By: Dawn Dorsey
A type of drug that blocks the binding of cancer-promoting proteins may be suitable for treatment-resistant non-small cell lung cancer (NSCLC), especially if a specific growth factor is activated, according to a case study published today in the Clinical Therapeutics section of The New England Journal of Medicine.
The article, written by a team of researchers while they were fellows at The University of Texas MD Anderson Cancer Center, outlines the available data about use of these drugs, known as oral tyrosine kinase inhibitors, in the treatment of lung cancer patients.
"NSCLC is a deadly disease that is incurable once it has metastasized," said Don Gibbons, M.D., Ph.D., assistant professor in the Departments of Thoracic/Head and Neck Medical Oncology, and Molecular and Cellular Oncology at MD Anderson. "New approaches like erlotinib and gefitinib have proven benefit in a subset of patients, even with widely metastatic disease, and frequently these are less toxic than cytotoxic chemotherapy."
Erlotinib and gefitinib, known commercially as Tarceva and Iressa, are tyrosine kinase inhibitors, which block the binding of epidermal growth factor (EGF) with the epidermal growth factor receptor (EGFR) to stop cancer growth.
Co-authors were first author Vince D. Cataldo, M.D., Louisiana State University Health Sciences Center; Roman Perez-Soler, M.D., Albert Einstein College of Medicine; and Alfonso Quintas-Cardama, M.D., assistant professor, Department of Leukemia, MD Anderson Cancer Center.
Agents block growth factor binding
According to the American Cancer Society, lung cancer is the leading cause of cancer-related death in the United States, and each year it accounts for more than 157,000 deaths. About 90% of lung cancers are NSCLC. Even with new drugs, such as bevacizumab, the median five-year survival rate is 3.5%.
The dismal outlook for NSCLC has prompted researchers to look for new treatment approaches, including some - like erlotinib and gefitinib - that act on the epidermal growth factor receptor, which is activated in more than half of patients with NSCLC. This is the same protein targeted by the monoclonal antibody cetuximab, that was developed under the pioneering leadership of MD Anderson Cancer Center President John Mendelsohn, M.D.

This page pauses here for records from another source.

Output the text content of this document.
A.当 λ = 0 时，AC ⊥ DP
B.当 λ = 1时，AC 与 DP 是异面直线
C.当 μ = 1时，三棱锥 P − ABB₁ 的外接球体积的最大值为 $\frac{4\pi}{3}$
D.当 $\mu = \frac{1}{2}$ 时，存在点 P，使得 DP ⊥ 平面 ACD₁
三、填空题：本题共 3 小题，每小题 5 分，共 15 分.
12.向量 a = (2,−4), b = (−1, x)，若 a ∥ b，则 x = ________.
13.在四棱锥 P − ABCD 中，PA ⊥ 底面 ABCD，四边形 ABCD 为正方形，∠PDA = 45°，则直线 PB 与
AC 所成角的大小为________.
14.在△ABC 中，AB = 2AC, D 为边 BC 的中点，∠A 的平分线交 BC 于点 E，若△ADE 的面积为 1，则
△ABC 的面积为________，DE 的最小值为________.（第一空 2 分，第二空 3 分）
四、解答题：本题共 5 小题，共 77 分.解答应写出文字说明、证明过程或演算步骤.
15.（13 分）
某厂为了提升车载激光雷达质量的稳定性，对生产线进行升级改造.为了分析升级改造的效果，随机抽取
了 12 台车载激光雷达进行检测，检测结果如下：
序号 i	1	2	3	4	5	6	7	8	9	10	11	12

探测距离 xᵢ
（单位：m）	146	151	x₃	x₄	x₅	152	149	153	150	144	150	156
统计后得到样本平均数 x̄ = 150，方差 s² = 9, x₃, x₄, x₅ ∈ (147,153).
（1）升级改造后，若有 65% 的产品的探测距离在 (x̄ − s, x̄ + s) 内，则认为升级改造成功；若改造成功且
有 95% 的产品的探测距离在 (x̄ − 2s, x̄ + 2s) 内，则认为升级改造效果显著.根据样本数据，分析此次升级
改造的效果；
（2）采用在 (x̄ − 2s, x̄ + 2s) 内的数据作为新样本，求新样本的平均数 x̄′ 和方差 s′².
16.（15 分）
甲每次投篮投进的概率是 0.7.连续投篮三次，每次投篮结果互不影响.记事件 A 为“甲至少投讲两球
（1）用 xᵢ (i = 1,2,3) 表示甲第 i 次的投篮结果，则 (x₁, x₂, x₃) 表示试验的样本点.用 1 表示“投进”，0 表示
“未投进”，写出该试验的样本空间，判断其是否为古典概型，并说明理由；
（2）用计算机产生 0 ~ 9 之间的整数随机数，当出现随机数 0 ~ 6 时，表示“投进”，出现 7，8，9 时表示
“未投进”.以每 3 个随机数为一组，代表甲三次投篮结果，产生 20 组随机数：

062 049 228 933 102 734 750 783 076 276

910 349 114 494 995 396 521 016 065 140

Binding of epidermal growth factor (EGF) and other EGF-like growth factors to their receptors triggers cancer-promoting processes such as cell proliferation, protection from cell death, activation of new blood vessel formation and development of metastasis.
Research shows success in certain patients
In clinical trials, these agents have shown some success in NSCLC. Research suggests they may be as effective as standard chemotherapy for second- or third-line treatment in patients with advanced NSCLC. As first-line therapy, tyrosine kinase inhibitors appear to be less effective than standard chemotherapy in general but more effective for some patients, especially those with activating EGFR mutations. Some initial clinical trials have shown that women, patients of East Asian descent, patients who have never smoked and patients with adenocarcinomas who received erlotinib or gefitinib had higher rates of response and overall survival.
Because EGFR tyrosine kinase inhibitors are expensive and have shown relatively low response rates overall, a method is needed to identify the specific patient group that will benefit from them. EGFR mutational status is the most reliable predictor of response and benefit now. However, assessment of all patients with advanced NSCLC and subsequent treatment with an EGFR tyrosine kinase inhibitor for those with EGFR mutations has not shown to have an overall positive effect on survival. However, if a patient is known to have an EGFR mutation, therapy with an EGFR tyrosine kinase inhibitor is advisable.
Erlotinib is recommended in this case
Gibbons says their review of data suggests EGFR tyrosine kinase inhibitors should be considered in this case. Since erlotinib has been shown to be beneficial as second-line therapy in unselected patients, treatment without assessment of the EGFR mutational status is acceptable. Restaging studies should be conducted before therapy begins and six to eight weeks after to evaluate response. Therapy should continue until the cancer progresses.